Downstairs, Montserrat had come home from buying a pair of black leather boots from Marks & Spencer and found an envelope pushed under her front door. Inside was a cheque for three hundred and fifty pounds drawn on Coutts Bank to Montserrat Tresser and signed P. Q. Still.
‘I wonder what the Q stands for,’ she said aloud.
No note was inside the envelope. She didn’t exactly expect him to have thanked her for driving him around to dispose of a body but he might have written something, maybe a few cryptic words acknowledging unspecified help. That was it then, was it? There was to be no more. Lucy’s conduct was to be overlooked, they were together again and all was well. She poured herself the dregs of the whisky she and he had shared on Friday night. The boots looked rather less attractive than they had in the shop. She had bought them because they were a lot like Lucy’s but Lucy’s came from Céline and cost eight hundred pounds. She knew because she’d seen them advertised in the Sunday Times Style magazine.
The tap on the door at seven woke her. She had fallen asleep from boredom, nothing to do and whisky. It must be Ciaran except that he had no key and couldn’t get in. She opened the door. Preston stood there.

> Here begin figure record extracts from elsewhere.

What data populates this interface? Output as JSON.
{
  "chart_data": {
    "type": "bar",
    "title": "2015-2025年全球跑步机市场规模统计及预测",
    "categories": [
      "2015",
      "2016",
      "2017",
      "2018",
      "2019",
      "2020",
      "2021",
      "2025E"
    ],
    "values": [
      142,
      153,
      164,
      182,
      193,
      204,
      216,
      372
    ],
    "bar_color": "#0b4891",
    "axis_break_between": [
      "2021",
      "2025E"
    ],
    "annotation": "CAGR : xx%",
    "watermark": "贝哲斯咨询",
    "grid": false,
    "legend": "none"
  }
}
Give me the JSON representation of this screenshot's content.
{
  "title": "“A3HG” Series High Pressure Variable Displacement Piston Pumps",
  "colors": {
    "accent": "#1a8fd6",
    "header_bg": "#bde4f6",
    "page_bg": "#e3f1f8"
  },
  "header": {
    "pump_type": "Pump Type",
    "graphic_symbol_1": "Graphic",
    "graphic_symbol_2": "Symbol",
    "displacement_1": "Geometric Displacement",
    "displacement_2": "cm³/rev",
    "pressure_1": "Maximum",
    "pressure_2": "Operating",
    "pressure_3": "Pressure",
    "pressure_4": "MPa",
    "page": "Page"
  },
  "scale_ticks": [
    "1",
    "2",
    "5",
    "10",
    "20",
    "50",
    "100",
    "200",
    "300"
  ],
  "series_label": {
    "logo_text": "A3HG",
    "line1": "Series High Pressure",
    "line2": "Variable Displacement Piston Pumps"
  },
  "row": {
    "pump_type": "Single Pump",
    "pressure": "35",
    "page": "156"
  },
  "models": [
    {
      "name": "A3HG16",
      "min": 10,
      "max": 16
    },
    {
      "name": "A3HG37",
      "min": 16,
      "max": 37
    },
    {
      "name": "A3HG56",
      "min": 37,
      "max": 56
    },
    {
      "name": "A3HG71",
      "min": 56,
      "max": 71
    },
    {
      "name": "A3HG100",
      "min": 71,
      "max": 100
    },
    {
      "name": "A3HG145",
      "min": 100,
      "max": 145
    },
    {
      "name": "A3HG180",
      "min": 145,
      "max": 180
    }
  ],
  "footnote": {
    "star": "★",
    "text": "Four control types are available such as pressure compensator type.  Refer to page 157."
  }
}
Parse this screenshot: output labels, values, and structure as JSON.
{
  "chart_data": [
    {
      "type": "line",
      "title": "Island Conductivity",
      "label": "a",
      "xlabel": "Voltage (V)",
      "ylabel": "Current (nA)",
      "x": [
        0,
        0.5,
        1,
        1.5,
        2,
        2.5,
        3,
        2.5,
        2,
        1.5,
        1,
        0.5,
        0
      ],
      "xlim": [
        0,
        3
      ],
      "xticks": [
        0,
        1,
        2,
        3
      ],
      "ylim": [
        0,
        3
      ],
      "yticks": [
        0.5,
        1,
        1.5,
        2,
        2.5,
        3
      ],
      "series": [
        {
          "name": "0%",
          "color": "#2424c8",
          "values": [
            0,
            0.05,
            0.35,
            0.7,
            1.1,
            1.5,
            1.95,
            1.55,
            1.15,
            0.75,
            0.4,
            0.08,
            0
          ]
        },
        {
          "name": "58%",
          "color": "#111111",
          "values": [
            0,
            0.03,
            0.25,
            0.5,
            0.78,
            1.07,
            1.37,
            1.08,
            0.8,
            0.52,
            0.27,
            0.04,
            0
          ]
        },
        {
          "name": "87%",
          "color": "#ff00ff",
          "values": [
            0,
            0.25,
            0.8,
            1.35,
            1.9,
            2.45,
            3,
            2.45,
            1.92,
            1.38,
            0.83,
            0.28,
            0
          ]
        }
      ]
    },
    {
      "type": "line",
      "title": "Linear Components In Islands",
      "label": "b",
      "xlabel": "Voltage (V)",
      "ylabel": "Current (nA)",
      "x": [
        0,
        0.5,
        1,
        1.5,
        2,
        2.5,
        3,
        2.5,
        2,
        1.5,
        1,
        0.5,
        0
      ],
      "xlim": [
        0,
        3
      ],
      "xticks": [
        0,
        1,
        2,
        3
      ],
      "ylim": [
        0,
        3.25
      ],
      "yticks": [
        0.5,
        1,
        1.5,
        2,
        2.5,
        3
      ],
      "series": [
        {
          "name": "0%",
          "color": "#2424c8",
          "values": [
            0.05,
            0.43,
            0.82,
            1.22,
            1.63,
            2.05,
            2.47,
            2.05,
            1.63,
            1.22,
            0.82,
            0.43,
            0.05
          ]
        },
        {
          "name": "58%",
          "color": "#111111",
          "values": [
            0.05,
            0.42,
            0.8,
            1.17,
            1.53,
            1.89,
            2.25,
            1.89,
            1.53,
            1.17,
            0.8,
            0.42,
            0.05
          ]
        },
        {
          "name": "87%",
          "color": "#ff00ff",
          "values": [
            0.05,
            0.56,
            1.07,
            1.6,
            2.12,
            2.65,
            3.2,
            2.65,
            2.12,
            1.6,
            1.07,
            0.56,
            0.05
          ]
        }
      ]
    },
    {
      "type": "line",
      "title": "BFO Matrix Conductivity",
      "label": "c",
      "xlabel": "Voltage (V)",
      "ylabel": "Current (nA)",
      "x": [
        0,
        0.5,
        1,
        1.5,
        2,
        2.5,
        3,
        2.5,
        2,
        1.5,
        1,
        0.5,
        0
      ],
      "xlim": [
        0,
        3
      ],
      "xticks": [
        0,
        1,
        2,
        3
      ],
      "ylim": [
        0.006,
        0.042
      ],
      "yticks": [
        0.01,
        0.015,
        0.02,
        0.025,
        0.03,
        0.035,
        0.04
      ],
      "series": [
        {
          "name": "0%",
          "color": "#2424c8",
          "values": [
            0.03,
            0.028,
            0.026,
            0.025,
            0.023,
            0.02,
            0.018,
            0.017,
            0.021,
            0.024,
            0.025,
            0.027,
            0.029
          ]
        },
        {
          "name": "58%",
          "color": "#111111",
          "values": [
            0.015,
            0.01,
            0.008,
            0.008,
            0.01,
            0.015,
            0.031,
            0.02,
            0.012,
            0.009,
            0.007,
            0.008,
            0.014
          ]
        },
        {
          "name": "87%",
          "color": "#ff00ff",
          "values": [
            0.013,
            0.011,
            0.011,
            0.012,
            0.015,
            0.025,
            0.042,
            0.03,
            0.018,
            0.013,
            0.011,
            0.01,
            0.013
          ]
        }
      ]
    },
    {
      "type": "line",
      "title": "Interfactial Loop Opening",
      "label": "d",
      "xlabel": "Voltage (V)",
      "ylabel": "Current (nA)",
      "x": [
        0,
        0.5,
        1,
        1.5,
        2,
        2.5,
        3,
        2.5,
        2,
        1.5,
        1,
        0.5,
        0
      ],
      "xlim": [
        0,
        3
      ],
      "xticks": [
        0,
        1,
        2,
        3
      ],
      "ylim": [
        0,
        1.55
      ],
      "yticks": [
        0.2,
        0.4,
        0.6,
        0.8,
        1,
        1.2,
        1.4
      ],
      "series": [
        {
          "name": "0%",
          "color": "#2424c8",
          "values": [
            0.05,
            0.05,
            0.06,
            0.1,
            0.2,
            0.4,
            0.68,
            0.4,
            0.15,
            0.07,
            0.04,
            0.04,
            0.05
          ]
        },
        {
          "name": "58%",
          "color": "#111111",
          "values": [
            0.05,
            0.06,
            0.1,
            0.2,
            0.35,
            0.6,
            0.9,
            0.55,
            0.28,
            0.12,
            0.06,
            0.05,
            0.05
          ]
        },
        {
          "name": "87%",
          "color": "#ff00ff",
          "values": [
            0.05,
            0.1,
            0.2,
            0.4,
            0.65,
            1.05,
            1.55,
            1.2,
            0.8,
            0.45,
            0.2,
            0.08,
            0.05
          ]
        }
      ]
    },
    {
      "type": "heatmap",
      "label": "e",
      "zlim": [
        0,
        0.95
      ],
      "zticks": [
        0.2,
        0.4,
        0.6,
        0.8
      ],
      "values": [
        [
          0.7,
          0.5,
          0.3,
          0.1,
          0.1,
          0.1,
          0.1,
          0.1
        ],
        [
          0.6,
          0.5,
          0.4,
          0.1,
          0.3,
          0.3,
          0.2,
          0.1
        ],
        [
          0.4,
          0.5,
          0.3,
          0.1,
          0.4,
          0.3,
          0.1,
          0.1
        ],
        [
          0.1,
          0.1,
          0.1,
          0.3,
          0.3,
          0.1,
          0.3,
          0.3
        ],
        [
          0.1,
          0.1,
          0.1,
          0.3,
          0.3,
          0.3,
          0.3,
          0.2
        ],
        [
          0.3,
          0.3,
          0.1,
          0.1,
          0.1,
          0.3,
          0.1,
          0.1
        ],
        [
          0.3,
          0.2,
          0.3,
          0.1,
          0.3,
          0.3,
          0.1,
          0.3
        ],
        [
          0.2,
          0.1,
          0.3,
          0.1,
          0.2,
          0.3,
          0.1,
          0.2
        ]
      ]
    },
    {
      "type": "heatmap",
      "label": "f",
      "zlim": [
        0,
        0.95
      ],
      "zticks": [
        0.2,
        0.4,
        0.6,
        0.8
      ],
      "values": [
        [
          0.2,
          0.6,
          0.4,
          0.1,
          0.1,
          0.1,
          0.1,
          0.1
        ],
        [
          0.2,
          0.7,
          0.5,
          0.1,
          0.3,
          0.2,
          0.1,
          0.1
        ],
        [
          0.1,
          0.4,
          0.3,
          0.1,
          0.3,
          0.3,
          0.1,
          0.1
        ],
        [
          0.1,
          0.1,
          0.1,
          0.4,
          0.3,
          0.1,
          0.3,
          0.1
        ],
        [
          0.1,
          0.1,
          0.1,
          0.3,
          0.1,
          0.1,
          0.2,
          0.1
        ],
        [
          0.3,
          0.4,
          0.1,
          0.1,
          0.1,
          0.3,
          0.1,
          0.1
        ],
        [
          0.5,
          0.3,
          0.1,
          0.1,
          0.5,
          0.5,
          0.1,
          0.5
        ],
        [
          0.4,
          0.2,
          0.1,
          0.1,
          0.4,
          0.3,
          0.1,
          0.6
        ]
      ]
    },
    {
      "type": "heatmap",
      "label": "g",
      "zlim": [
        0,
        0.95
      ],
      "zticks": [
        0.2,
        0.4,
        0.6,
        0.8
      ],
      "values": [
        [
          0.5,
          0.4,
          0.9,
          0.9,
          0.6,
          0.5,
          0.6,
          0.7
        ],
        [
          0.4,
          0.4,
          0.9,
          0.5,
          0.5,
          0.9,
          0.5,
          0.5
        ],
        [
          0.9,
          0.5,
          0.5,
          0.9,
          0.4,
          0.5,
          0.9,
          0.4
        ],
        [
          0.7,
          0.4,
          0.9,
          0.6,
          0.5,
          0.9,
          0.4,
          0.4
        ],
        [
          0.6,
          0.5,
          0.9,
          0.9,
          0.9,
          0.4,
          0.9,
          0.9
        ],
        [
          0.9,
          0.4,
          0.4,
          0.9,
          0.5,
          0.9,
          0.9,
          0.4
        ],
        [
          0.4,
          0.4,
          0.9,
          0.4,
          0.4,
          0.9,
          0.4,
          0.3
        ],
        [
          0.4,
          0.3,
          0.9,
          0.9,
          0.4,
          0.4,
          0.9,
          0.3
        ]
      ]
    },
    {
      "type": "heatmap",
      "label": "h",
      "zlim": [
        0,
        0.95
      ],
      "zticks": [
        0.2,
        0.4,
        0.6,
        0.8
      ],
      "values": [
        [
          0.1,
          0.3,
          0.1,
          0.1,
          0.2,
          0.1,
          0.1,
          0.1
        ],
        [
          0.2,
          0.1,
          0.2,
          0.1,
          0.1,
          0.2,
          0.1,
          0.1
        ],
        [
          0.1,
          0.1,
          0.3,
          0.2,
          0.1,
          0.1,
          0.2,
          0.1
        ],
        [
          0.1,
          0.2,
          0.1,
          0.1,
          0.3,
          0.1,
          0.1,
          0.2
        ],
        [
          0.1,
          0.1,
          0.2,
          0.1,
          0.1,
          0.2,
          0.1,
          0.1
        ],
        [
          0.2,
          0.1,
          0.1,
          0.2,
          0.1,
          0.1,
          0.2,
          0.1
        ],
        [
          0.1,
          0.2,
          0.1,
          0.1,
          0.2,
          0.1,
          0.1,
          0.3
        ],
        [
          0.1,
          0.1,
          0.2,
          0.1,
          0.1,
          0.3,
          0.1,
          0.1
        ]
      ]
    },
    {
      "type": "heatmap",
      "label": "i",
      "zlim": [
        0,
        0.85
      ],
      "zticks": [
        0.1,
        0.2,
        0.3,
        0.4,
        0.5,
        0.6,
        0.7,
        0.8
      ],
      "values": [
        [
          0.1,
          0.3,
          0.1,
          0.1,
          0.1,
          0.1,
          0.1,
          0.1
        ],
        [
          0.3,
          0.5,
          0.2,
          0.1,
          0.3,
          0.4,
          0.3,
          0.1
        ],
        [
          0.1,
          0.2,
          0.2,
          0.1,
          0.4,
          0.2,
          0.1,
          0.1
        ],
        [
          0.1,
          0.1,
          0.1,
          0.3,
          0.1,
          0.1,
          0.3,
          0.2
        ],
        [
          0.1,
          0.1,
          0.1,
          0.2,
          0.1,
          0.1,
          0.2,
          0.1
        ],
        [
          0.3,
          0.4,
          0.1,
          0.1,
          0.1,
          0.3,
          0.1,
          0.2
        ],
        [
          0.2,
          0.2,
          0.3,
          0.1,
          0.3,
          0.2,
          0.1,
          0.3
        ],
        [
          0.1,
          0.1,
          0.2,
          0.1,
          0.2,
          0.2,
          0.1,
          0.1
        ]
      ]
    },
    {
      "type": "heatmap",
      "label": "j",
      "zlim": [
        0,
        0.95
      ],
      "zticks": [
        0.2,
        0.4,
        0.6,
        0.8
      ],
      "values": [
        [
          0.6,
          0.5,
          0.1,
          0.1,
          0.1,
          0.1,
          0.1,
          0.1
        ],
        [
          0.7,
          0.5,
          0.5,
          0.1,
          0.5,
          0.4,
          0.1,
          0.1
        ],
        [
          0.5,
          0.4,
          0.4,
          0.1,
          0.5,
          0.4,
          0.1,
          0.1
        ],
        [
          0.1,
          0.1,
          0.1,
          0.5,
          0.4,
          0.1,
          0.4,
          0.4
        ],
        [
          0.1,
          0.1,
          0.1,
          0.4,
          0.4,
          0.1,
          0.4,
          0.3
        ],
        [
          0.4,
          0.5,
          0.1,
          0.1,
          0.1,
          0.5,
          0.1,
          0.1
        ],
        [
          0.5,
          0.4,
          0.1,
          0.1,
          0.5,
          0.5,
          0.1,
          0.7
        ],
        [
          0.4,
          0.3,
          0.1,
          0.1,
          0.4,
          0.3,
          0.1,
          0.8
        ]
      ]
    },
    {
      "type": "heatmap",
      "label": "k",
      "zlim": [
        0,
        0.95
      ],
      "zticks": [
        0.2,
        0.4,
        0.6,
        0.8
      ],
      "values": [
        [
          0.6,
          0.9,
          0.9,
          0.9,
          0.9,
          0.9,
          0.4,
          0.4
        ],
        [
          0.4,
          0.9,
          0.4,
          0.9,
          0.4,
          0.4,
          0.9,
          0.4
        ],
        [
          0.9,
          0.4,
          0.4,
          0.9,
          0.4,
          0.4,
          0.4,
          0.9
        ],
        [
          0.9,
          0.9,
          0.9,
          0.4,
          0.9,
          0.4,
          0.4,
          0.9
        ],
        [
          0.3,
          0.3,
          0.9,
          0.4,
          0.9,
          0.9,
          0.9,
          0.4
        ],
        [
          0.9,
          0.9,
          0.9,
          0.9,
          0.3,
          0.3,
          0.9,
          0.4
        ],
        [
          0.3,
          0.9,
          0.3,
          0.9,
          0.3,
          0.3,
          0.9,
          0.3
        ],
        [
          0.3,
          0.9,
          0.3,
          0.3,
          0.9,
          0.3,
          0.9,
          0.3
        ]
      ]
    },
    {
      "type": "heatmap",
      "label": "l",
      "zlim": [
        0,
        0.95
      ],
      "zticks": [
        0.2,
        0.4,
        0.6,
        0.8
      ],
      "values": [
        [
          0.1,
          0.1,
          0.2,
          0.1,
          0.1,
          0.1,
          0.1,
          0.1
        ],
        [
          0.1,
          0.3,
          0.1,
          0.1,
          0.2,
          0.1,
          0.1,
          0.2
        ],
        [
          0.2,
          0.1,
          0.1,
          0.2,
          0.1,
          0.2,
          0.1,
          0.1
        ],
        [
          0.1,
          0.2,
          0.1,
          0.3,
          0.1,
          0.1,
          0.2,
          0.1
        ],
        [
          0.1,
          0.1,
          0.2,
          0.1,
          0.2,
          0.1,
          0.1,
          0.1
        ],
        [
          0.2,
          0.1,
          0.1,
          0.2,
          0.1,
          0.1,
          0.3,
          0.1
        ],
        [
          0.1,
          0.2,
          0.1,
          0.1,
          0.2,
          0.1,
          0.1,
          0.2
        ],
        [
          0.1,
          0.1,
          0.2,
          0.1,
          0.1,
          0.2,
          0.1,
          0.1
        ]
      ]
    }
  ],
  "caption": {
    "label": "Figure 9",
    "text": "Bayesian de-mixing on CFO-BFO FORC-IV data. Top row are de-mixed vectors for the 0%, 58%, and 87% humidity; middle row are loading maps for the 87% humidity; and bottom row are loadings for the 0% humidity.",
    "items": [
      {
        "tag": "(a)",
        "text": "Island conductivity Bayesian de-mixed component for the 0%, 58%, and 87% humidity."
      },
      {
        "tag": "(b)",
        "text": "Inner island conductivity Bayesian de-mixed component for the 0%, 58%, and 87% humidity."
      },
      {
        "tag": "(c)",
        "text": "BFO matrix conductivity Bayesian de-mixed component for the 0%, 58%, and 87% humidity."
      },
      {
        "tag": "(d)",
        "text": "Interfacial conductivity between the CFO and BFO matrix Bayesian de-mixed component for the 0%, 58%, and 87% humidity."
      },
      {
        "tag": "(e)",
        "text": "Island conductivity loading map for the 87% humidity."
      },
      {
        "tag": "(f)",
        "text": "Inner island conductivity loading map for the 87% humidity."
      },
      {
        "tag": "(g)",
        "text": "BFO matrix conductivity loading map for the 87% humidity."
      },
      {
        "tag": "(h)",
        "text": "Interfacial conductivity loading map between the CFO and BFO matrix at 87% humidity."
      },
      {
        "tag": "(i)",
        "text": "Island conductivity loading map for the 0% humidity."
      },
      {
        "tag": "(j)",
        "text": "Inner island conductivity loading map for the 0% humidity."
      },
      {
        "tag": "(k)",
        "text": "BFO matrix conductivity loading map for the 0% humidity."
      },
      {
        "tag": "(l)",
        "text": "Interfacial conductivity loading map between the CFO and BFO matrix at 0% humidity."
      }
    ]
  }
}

He came in and spoke to her as if they had known each other for years and years. No greeting, no ‘How are you?’ ‘I’ve told Lucy I want a divorce.’
The logistics of it concerned her more than the law, the personalities or the emotions involved. ‘Where will you go?’
‘I expect I’ll take a flat somewhere near. I’ll need to see the kids.’
‘Is there anything in the paper about Rad?’
‘It’s too soon.’
‘I suppose it is,’ she said. ‘It’s not as if he had a wife or a girlfriend to miss him.’